As the need has risen, we have also seen that services seeking to support those struggling with rising costs and rising demand.  

Just 64 per cent of urgent cases and 72 per cent of routine cases were receiving treatment within the recommended time frames and the proportion of NHS funding being allocated to mental health falling between 2018 and 2023 highlights that the parity of esteem for mental health promised back in 2010 seems to grow further away. 

Against this backdrop, for over seventy years, the Samaritans have been synonymous with suicide prevention, working where the health service has struggled to be.

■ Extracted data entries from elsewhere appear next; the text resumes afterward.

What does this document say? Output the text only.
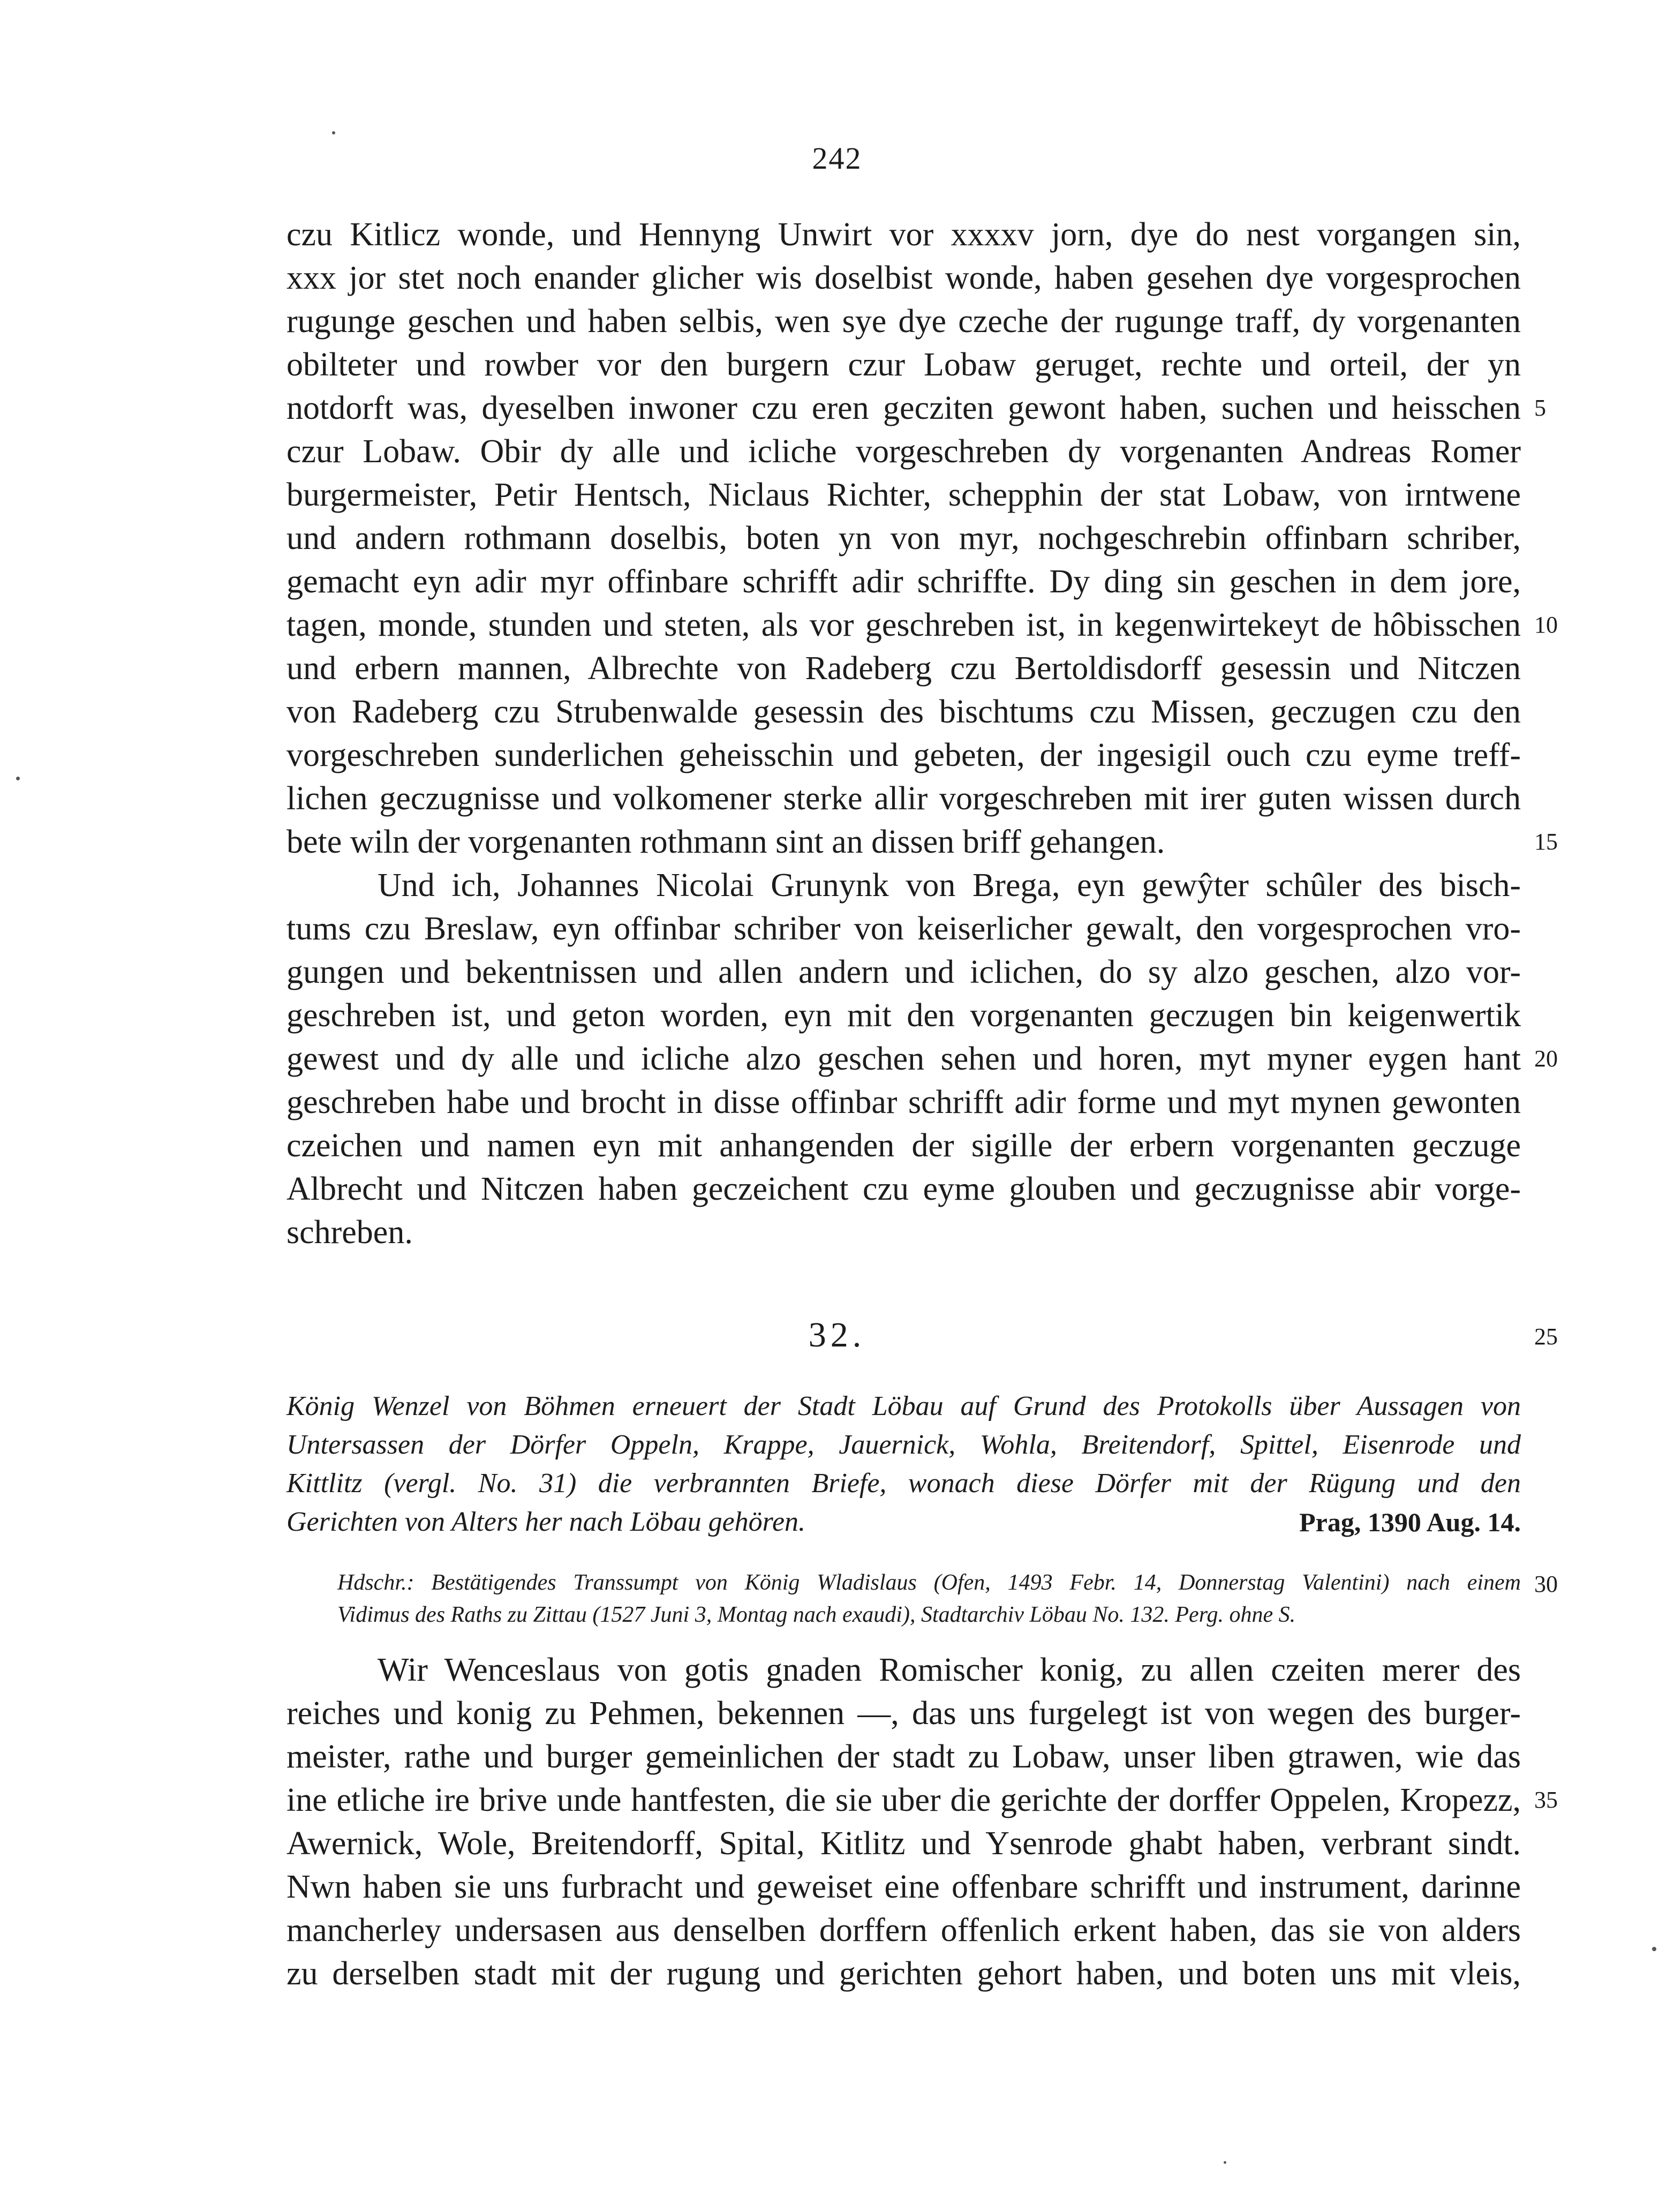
242
czu Kitlicz wonde, und Hennyng Unwirt vor xxxxv jorn, dye do nest vorgangen sin,
xxx jor stet noch enander glicher wis doselbist wonde, haben gesehen dye vorgesprochen
rugunge geschen und haben selbis, wen sye dye czeche der rugunge traff, dy vorgenanten
obilteter und rowber vor den burgern czur Lobaw geruget, rechte und orteil, der yn
notdorft was, dyeselben inwoner czu eren gecziten gewont haben, suchen und heisschen
czur Lobaw. Obir dy alle und icliche vorgeschreben dy vorgenanten Andreas Romer
burgermeister, Petir Hentsch, Niclaus Richter, schepphin der stat Lobaw, von irntwene
und andern rothmann doselbis, boten yn von myr, nochgeschrebin offinbarn schriber,
gemacht eyn adir myr offinbare schrifft adir schriffte. Dy ding sin geschen in dem jore,
tagen, monde, stunden und steten, als vor geschreben ist, in kegenwirtekeyt de hôbisschen
und erbern mannen, Albrechte von Radeberg czu Bertoldisdorff gesessin und Nitczen
von Radeberg czu Strubenwalde gesessin des bischtums czu Missen, geczugen czu den
vorgeschreben sunderlichen geheisschin und gebeten, der ingesigil ouch czu eyme treff-
lichen geczugnisse und volkomener sterke allir vorgeschreben mit irer guten wissen durch
bete wiln der vorgenanten rothmann sint an dissen briff gehangen.
Und ich, Johannes Nicolai Grunynk von Brega, eyn gewŷter schûler des bisch-
tums czu Breslaw, eyn offinbar schriber von keiserlicher gewalt, den vorgesprochen vro-
gungen und bekentnissen und allen andern und iclichen, do sy alzo geschen, alzo vor-
geschreben ist, und geton worden, eyn mit den vorgenanten geczugen bin keigenwertik
gewest und dy alle und icliche alzo geschen sehen und horen, myt myner eygen hant
geschreben habe und brocht in disse offinbar schrifft adir forme und myt mynen gewonten
czeichen und namen eyn mit anhangenden der sigille der erbern vorgenanten geczuge
Albrecht und Nitczen haben geczeichent czu eyme glouben und geczugnisse abir vorge-
schreben.
5
10
15
20
32.	25
König Wenzel von Böhmen erneuert der Stadt Löbau auf Grund des Protokolls über Aussagen von
Untersassen der Dörfer Oppeln, Krappe, Jauernick, Wohla, Breitendorf, Spittel, Eisenrode und
Kittlitz (vergl. No. 31) die verbrannten Briefe, wonach diese Dörfer mit der Rügung und den
Gerichten von Alters her nach Löbau gehören.	Prag, 1390 Aug. 14.
Hdschr.: Bestätigendes Transsumpt von König Wladislaus (Ofen, 1493 Febr. 14, Donnerstag Valentini) nach einem
Vidimus des Raths zu Zittau (1527 Juni 3, Montag nach exaudi), Stadtarchiv Löbau No. 132. Perg. ohne S.
30
Wir Wenceslaus von gotis gnaden Romischer konig, zu allen czeiten merer des
reiches und konig zu Pehmen, bekennen —, das uns furgelegt ist von wegen des burger-
meister, rathe und burger gemeinlichen der stadt zu Lobaw, unser liben gtrawen, wie das
ine etliche ire brive unde hantfesten, die sie uber die gerichte der dorffer Oppelen, Kropezz,
Awernick, Wole, Breitendorff, Spital, Kitlitz und Ysenrode ghabt haben, verbrant sindt.
Nwn haben sie uns furbracht und geweiset eine offenbare schrifft und instrument, darinne
mancherley undersasen aus denselben dorffern offenlich erkent haben, das sie von alders
zu derselben stadt mit der rugung und gerichten gehort haben, und boten uns mit vleis,
35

It’s sometimes been referred to as the fourth emergency service and has been providing spaces, mainly staffed by volunteers, in person, on the phone and online for people to express their despair in confidence.  

And yet earlier this year, it was announced that over the next decade, at least 100 of its branches would be closing, moving to larger regional working and piloting remote call-handling.  

Whilst this might be an understandable move considering the economic landscape for the Samaritans, it risks not only a backlash from the volunteers upon which Samaritans relies but also reducing the community support that locally resourced hubs provide.  

Suicide prevention cannot be done in isolation; it has to be done in and with community.  

Even the most well-trained and seasoned volunteer might find particular calls distressing, and the idea that they would have to face these remotely, without other volunteers to support them, is concerning.  

I think this needs to be a wake-up call, not just for the sector - but society as a whole. Because when it comes to suicide, we need to work together to see an end to the stigma and a change in the way people are supported. 

Suicide prevention cannot be left up to charities, we all have a role to play. 

It matters how we engage with one another, because suicide can affect anyone. There are undoubtedly groups within society who are at a higher risk (for example, young people and men in their middle age).  

Still, nobody is immune to hopelessness, and even the smallest acts of kindness and care can help to prevent suicide.  

In the Bible story of the Good Samaritan, from which Samaritans take its name, Jesus tell the story of a man brutally robbed and left for dead on the roadside. A priest and a Levite avoid the man and the help he so clearly needs, but a Samaritan (thought of as an enemy to Jesus’ audience) was the one to not only care for his physical wounds, but also pay for him to recuperate at an inn.  

We need to have our eyes open to the suffering around us, but also a willingness to help. It probably won’t be by giving someone a lift on a donkey as it is in the story(!) but it will almost certainly involve asking the people we meet how they are and not only waiting for the answer, but following it up to enable people to share.  

It might require us to challenge the language used around suicide; moving from the stigmatising “committing suicide” with its roots in the criminalisation of suicide which was present before 1962 to “died by suicide”, and shifting from terms like “failed suicide attempt” to “survived suicide attempt” so that those who must rebuild their lives after an attempt are met with compassion and not condemnation.  

Above all, we need to be able to see beyond labels such as “attention seeking” or “treatment resistant” to reach the person whose hope has run dry, and allow our hope to be borrowed by those most in need, both through our language and our actions.